Court Opinion

ID: 9650957
Source: CourtListenerOpinion
Date Created: 2023-08-23 15:57:35.896026+00
Date Added: 2024-06-11T13:19:58.969575
License: Public Domain

HEALY, Circuit Judge
(dissenting).
What appellee sought in the patent office and endeavors to effect by his bill, in *657equity here is the registration of his trademark as applied to his toilet seat covers made of tissue paper. His trademark consists of the words “Safe Way” followed by a dash, with a sketch of a toilet seat cover interposed between the words. The nature and practical limitations of his business are in a high degree peculiar; and an appraisal of the equities requires a more adequate statement of these limitations than I am able to find in the majority opinion.
Appellee first adopted this mark for his seat covers in 1933 and has since continued its use. He does not deal with the public generally, his product being unsuited to such a practice. He does business only with a special class of customers who maintain public rest rooms, namely, railroad and bus companies, gasoline service stations, hotels, office buildings, theaters, and the like. These concerns constitute his clientele. They do not, in their turn, vend or market his product. They place his dispensing cabinets in their public rest rooms where the seat covers, installed in the cabinets in packages of about 100 each, are available without charge to those who desire to .make use of them. The record substantially establishes the fact that toilet seat covers are not carried or sold in wholesale or retail stores and are not suitable for sale or distribution in this manner. Appellee learned by investigation and experience that stores, including Safeway, furnish no outlet for such an article. In a word, there is no demand for toilet seat covers on the part of the general public. Appellee advertises his business under the trade name “Sani-Guard Sales Co.” in mediums directed only to his special class of customers,' and not to stores or to the public.
At the outset of the discussion it should be noted that the law of trade-marks is but a part of the broader law of unfair competition. American Steel Foundries v. Robertson, 269 U.S. 372, 380, 46 S.Ct. 160, 70 L.Ed. 317. And-the mere fact that one person has adopted and used a trade-mark on his goods does not prevent the adoption and use of the same trade-mark by others on articles of a different description, there being no property in a trade-mark apart from the business or trade in connection with which it is employed. American Steel Foundries v. Robertson, supra.
The problem that has confronted the courts in trade-mark and unfair competition cases is whether, under -the facts of the particular case, there is likelihood of the deception of customers, concretely, whether purchasers or prospective purchasers of an article of merchandise having a trade-mark are likely to buy it in the mistaken belief that it is the merchandise of another since it bears -the other’s familiar symbol or trade name. The probability of deception is naturally enhanced where the articles are competitive. Even if non-competitive the use of the mark will be restrained'or its registration denied if there is likelihood of the purchaser’s being misled by it into attributing the article to other than its true source. This, as a study of the underlying facts of the many cases will reveal, has been the preoccupation of the judges. A few of the leading authorities developing the doctrine will be analyzed in a moment, but I desire first to mention the two salient, and I think, insupportable, postulates on which the majority here proceed, namely, (1) the supposedly competitive nature of the products of the parties, and (2) the assumed deception of gratuitous users as being the equivalent of buyer deception.
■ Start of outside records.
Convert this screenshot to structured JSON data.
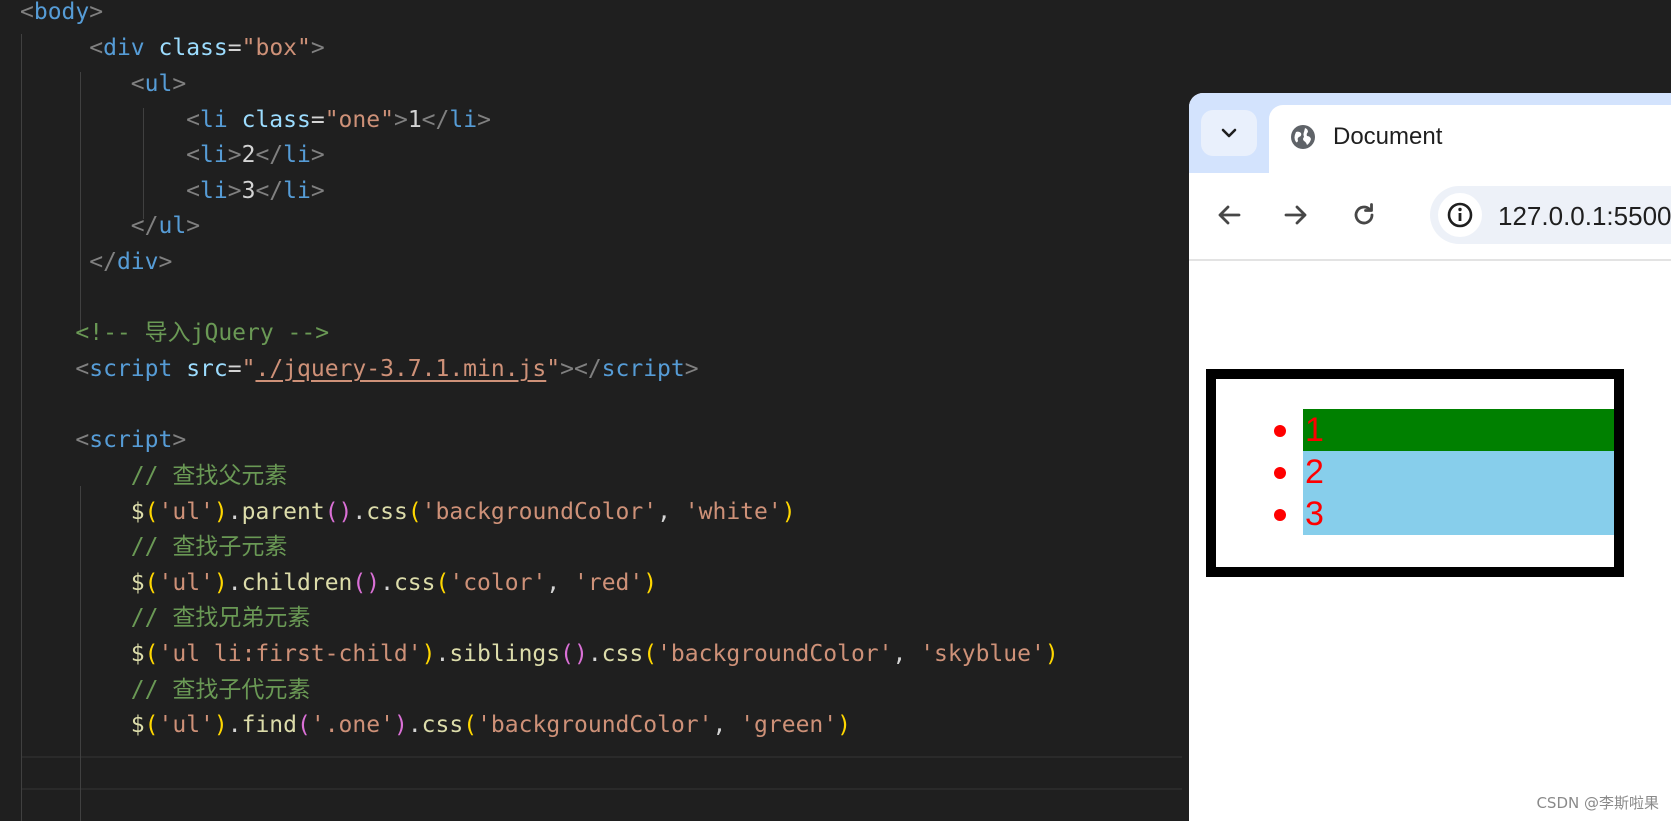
{
  "editor": {
    "lines": [
      [
        {
          "c": "t-punc",
          "t": "<"
        },
        {
          "c": "t-tag",
          "t": "body"
        },
        {
          "c": "t-punc",
          "t": ">"
        }
      ],
      [
        {
          "c": "t-text",
          "t": "     "
        },
        {
          "c": "t-punc",
          "t": "<"
        },
        {
          "c": "t-tag",
          "t": "div"
        },
        {
          "c": "t-text",
          "t": " "
        },
        {
          "c": "t-attr",
          "t": "class"
        },
        {
          "c": "t-text",
          "t": "="
        },
        {
          "c": "t-str",
          "t": "\"box\""
        },
        {
          "c": "t-punc",
          "t": ">"
        }
      ],
      [
        {
          "c": "t-text",
          "t": "        "
        },
        {
          "c": "t-punc",
          "t": "<"
        },
        {
          "c": "t-tag",
          "t": "ul"
        },
        {
          "c": "t-punc",
          "t": ">"
        }
      ],
      [
        {
          "c": "t-text",
          "t": "            "
        },
        {
          "c": "t-punc",
          "t": "<"
        },
        {
          "c": "t-tag",
          "t": "li"
        },
        {
          "c": "t-text",
          "t": " "
        },
        {
          "c": "t-attr",
          "t": "class"
        },
        {
          "c": "t-text",
          "t": "="
        },
        {
          "c": "t-str",
          "t": "\"one\""
        },
        {
          "c": "t-punc",
          "t": ">"
        },
        {
          "c": "t-text",
          "t": "1"
        },
        {
          "c": "t-punc",
          "t": "</"
        },
        {
          "c": "t-tag",
          "t": "li"
        },
        {
          "c": "t-punc",
          "t": ">"
        }
      ],
      [
        {
          "c": "t-text",
          "t": "            "
        },
        {
          "c": "t-punc",
          "t": "<"
        },
        {
          "c": "t-tag",
          "t": "li"
        },
        {
          "c": "t-punc",
          "t": ">"
        },
        {
          "c": "t-text",
          "t": "2"
        },
        {
          "c": "t-punc",
          "t": "</"
        },
        {
          "c": "t-tag",
          "t": "li"
        },
        {
          "c": "t-punc",
          "t": ">"
        }
      ],
      [
        {
          "c": "t-text",
          "t": "            "
        },
        {
          "c": "t-punc",
          "t": "<"
        },
        {
          "c": "t-tag",
          "t": "li"
        },
        {
          "c": "t-punc",
          "t": ">"
        },
        {
          "c": "t-text",
          "t": "3"
        },
        {
          "c": "t-punc",
          "t": "</"
        },
        {
          "c": "t-tag",
          "t": "li"
        },
        {
          "c": "t-punc",
          "t": ">"
        }
      ],
      [
        {
          "c": "t-text",
          "t": "        "
        },
        {
          "c": "t-punc",
          "t": "</"
        },
        {
          "c": "t-tag",
          "t": "ul"
        },
        {
          "c": "t-punc",
          "t": ">"
        }
      ],
      [
        {
          "c": "t-text",
          "t": "     "
        },
        {
          "c": "t-punc",
          "t": "</"
        },
        {
          "c": "t-tag",
          "t": "div"
        },
        {
          "c": "t-punc",
          "t": ">"
        }
      ],
      [],
      [
        {
          "c": "t-text",
          "t": "    "
        },
        {
          "c": "t-comment",
          "t": "<!-- 导入jQuery -->"
        }
      ],
      [
        {
          "c": "t-text",
          "t": "    "
        },
        {
          "c": "t-punc",
          "t": "<"
        },
        {
          "c": "t-tag",
          "t": "script"
        },
        {
          "c": "t-text",
          "t": " "
        },
        {
          "c": "t-attr",
          "t": "src"
        },
        {
          "c": "t-text",
          "t": "="
        },
        {
          "c": "t-str",
          "t": "\""
        },
        {
          "c": "t-link",
          "t": "./jquery-3.7.1.min.js"
        },
        {
          "c": "t-str",
          "t": "\""
        },
        {
          "c": "t-punc",
          "t": "></"
        },
        {
          "c": "t-tag",
          "t": "script"
        },
        {
          "c": "t-punc",
          "t": ">"
        }
      ],
      [],
      [
        {
          "c": "t-text",
          "t": "    "
        },
        {
          "c": "t-punc",
          "t": "<"
        },
        {
          "c": "t-tag",
          "t": "script"
        },
        {
          "c": "t-punc",
          "t": ">"
        }
      ],
      [
        {
          "c": "t-text",
          "t": "        "
        },
        {
          "c": "t-comment",
          "t": "// 查找父元素"
        }
      ],
      [
        {
          "c": "t-text",
          "t": "        "
        },
        {
          "c": "t-fn",
          "t": "$"
        },
        {
          "c": "t-b1",
          "t": "("
        },
        {
          "c": "t-str",
          "t": "'ul'"
        },
        {
          "c": "t-b1",
          "t": ")"
        },
        {
          "c": "t-text",
          "t": "."
        },
        {
          "c": "t-fn",
          "t": "parent"
        },
        {
          "c": "t-b2",
          "t": "()"
        },
        {
          "c": "t-text",
          "t": "."
        },
        {
          "c": "t-fn",
          "t": "css"
        },
        {
          "c": "t-b1",
          "t": "("
        },
        {
          "c": "t-str",
          "t": "'backgroundColor'"
        },
        {
          "c": "t-text",
          "t": ", "
        },
        {
          "c": "t-str",
          "t": "'white'"
        },
        {
          "c": "t-b1",
          "t": ")"
        }
      ],
      [
        {
          "c": "t-text",
          "t": "        "
        },
        {
          "c": "t-comment",
          "t": "// 查找子元素"
        }
      ],
      [
        {
          "c": "t-text",
          "t": "        "
        },
        {
          "c": "t-fn",
          "t": "$"
        },
        {
          "c": "t-b1",
          "t": "("
        },
        {
          "c": "t-str",
          "t": "'ul'"
        },
        {
          "c": "t-b1",
          "t": ")"
        },
        {
          "c": "t-text",
          "t": "."
        },
        {
          "c": "t-fn",
          "t": "children"
        },
        {
          "c": "t-b2",
          "t": "()"
        },
        {
          "c": "t-text",
          "t": "."
        },
        {
          "c": "t-fn",
          "t": "css"
        },
        {
          "c": "t-b1",
          "t": "("
        },
        {
          "c": "t-str",
          "t": "'color'"
        },
        {
          "c": "t-text",
          "t": ", "
        },
        {
          "c": "t-str",
          "t": "'red'"
        },
        {
          "c": "t-b1",
          "t": ")"
        }
      ],
      [
        {
          "c": "t-text",
          "t": "        "
        },
        {
          "c": "t-comment",
          "t": "// 查找兄弟元素"
        }
      ],
      [
        {
          "c": "t-text",
          "t": "        "
        },
        {
          "c": "t-fn",
          "t": "$"
        },
        {
          "c": "t-b1",
          "t": "("
        },
        {
          "c": "t-str",
          "t": "'ul li:first-child'"
        },
        {
          "c": "t-b1",
          "t": ")"
        },
        {
          "c": "t-text",
          "t": "."
        },
        {
          "c": "t-fn",
          "t": "siblings"
        },
        {
          "c": "t-b2",
          "t": "()"
        },
        {
          "c": "t-text",
          "t": "."
        },
        {
          "c": "t-fn",
          "t": "css"
        },
        {
          "c": "t-b1",
          "t": "("
        },
        {
          "c": "t-str",
          "t": "'backgroundColor'"
        },
        {
          "c": "t-text",
          "t": ", "
        },
        {
          "c": "t-str",
          "t": "'skyblue'"
        },
        {
          "c": "t-b1",
          "t": ")"
        }
      ],
      [
        {
          "c": "t-text",
          "t": "        "
        },
        {
          "c": "t-comment",
          "t": "// 查找子代元素"
        }
      ],
      [
        {
          "c": "t-text",
          "t": "        "
        },
        {
          "c": "t-fn",
          "t": "$"
        },
        {
          "c": "t-b1",
          "t": "("
        },
        {
          "c": "t-str",
          "t": "'ul'"
        },
        {
          "c": "t-b1",
          "t": ")"
        },
        {
          "c": "t-text",
          "t": "."
        },
        {
          "c": "t-fn",
          "t": "find"
        },
        {
          "c": "t-b2",
          "t": "("
        },
        {
          "c": "t-str",
          "t": "'.one'"
        },
        {
          "c": "t-b2",
          "t": ")"
        },
        {
          "c": "t-text",
          "t": "."
        },
        {
          "c": "t-fn",
          "t": "css"
        },
        {
          "c": "t-b1",
          "t": "("
        },
        {
          "c": "t-str",
          "t": "'backgroundColor'"
        },
        {
          "c": "t-text",
          "t": ", "
        },
        {
          "c": "t-str",
          "t": "'green'"
        },
        {
          "c": "t-b1",
          "t": ")"
        }
      ]
    ]
  },
  "browser": {
    "tab_title": "Document",
    "tab_icon": "globe-icon",
    "url": "127.0.0.1:5500",
    "nav_icons": [
      "back-arrow-icon",
      "forward-arrow-icon",
      "reload-icon",
      "info-icon",
      "chevron-down-icon"
    ],
    "page": {
      "box_border_color": "#000000",
      "items": [
        {
          "text": "1",
          "background": "#008000"
        },
        {
          "text": "2",
          "background": "#87ceeb"
        },
        {
          "text": "3",
          "background": "#87ceeb"
        }
      ],
      "text_color": "#ff0000"
    }
  },
  "watermark": "CSDN @李斯啦果"
}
(1) It needs no words of mine to differentiate between the sanitary role played by appellee’s seat , cover and the peculiar office designed to be performed by Safeway’s toilet paper. Safeway has not argued not did the patent office find that the one competes with the other; it has remained for my- associates to make that finding. Safeway’s argument is merely -that the two articles have the same “descriptive properties” — an elusive phrase not now found in the statute as revised by the Lanham Act, and one with which the courts and the bar have heretofore wrestled with indifferent success. I prefer the restraint of the patent office and of Safeway to the elastic competitive theory of the majority. One might with equal plausibility find competition between earmuffs and children’s mittens.
*658(2) It is clear on the face of. the record that the gratuitous users of appellee’s seat covers can not be classified as purchasers or prospective purchasers of seat covers. They are not in the market for such an article. The likelihood, if any, of their Being deceived as to the source of the article would seem to be immaterial. Even if material there is no showing of a curious user’s ever having thought or assumed that Safeway Stores was the source of appellee’s toilet seat cover.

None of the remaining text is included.